Wednesday, September 07, 2011
Will type up a review sometime soon. :| Need to get motivated. No caffeine this morning, really, and I feel like a heavy stone sunk into caked mud.
Will review a manuscript and send it back with comments in the next few days. Really, I will. I will. I will. I even have the money to send it back now. No, I don't use that program that allows you to make comments electronically-- Maybe next time.
I am also beginning INJURING ETERNITY by Millicent Borges Accardi for the following review, then I'll have two more to do by December.
Struggling with focusing somewhat, but I did have my meds changed this morning and we'll see if I can concentrate better and be less of a putz. Maybe I should be hush hush, but it's the case that I messed up rather badly in getting off them, and here I am again getting new changes, but I feel it will help in the long run to be transparent. I don't want another 2008.
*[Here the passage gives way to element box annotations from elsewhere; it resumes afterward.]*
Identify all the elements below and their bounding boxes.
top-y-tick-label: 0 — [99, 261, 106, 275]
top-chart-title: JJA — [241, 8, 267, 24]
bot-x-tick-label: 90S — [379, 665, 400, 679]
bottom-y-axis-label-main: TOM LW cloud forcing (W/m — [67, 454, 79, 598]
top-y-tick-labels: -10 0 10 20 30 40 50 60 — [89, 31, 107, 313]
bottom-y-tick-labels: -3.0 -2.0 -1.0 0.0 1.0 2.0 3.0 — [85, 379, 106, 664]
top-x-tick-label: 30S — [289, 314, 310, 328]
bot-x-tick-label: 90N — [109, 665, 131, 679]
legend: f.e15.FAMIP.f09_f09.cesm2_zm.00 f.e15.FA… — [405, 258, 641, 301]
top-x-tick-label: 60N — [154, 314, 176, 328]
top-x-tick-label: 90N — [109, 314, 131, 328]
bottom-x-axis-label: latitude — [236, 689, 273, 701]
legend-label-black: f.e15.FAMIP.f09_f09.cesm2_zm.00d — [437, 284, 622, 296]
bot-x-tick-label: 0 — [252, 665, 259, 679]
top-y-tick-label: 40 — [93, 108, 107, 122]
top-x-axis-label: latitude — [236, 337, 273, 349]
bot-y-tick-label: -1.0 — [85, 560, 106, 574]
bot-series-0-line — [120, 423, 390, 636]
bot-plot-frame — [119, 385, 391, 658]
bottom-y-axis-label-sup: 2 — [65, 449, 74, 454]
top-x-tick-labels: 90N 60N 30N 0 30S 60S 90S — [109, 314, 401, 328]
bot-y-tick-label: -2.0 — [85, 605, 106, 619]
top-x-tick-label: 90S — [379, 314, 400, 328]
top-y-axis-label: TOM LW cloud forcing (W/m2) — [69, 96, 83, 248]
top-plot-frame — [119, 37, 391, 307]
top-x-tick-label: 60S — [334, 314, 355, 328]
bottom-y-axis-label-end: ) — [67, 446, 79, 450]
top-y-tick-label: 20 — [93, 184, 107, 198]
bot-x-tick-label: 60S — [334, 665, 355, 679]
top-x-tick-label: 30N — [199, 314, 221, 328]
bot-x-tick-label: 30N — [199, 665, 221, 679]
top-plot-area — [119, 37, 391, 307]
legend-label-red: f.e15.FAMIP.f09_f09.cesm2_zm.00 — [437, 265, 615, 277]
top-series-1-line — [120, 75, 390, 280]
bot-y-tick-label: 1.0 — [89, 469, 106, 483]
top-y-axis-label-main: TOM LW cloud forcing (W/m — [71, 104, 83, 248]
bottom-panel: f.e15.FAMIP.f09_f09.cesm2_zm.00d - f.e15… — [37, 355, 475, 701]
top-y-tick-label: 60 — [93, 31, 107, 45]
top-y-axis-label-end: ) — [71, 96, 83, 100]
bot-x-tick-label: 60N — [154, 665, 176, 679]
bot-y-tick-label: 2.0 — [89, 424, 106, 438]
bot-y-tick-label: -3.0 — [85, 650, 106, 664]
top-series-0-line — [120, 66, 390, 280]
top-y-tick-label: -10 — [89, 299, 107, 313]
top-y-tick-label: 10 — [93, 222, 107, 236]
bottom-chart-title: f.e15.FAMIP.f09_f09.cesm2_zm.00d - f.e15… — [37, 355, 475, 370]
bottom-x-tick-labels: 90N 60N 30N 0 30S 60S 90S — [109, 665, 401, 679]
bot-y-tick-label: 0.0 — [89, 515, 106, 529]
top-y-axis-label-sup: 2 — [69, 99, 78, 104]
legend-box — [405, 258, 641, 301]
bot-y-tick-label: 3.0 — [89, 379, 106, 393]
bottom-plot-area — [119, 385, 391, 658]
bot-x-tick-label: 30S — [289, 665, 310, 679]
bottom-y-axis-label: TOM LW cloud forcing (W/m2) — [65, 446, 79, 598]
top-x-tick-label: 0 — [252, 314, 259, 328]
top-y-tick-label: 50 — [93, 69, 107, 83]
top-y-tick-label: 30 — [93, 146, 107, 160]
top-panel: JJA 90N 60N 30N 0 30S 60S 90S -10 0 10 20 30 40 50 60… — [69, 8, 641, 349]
I'm not sure if there's a god or creator. I want to believe it so with the assurance of heaven and everlasting bliss, but something tells me the universe isn't made so, more of the yin/yang darkness/light that S believed in till the day she died. She also believed in reincarnation, not sure what religion/belief system that comes out of, but non-the-less when I look carefully around, I see life and death almost intermingling, as if they were one process or event, rather than two. I really want to believe in God, and I wear a pendant of the Virgin Mary for somewhat cultural and political reasons, having grown up Catholic. When I was young I attended a church where monks lived in El Paso, and mass was chanted in Latin. It left an indelible mark on me. Today, the reality of death seems too earthy, too real. Is it fear that's made religion? I don't know. My family is very religious, so much so, that I fear they ignore more serious psychological issues in order to survive in the fog/bliss of hope for eternal existence. Then again S always said, "the energy has to go somewhere." All life for her was this energy, and she was a practitioner of Reike. It feels more comfortable to believe in the universe rather than a god, or maybe the universe is god. I don't know. If you have anything to suggest I read, please do. I have read the New Testament pretty thoroughly when I was a young fanatic for Jesus ;), so I'm interested in pondering these questions. I am not quite philosophical as I lack the vocabulary for that, but I am always curious.
I think when we die, we die. That's that. Our particles, atoms, energy may go somewhere, but it's likely we are spread all apart, and no longer exist as we were. Some days I say thank god to that. Then the Catholic guilt I was raised with rears its ugly head.
On to INJURING ETERNITY (no pun was intended; how ironic).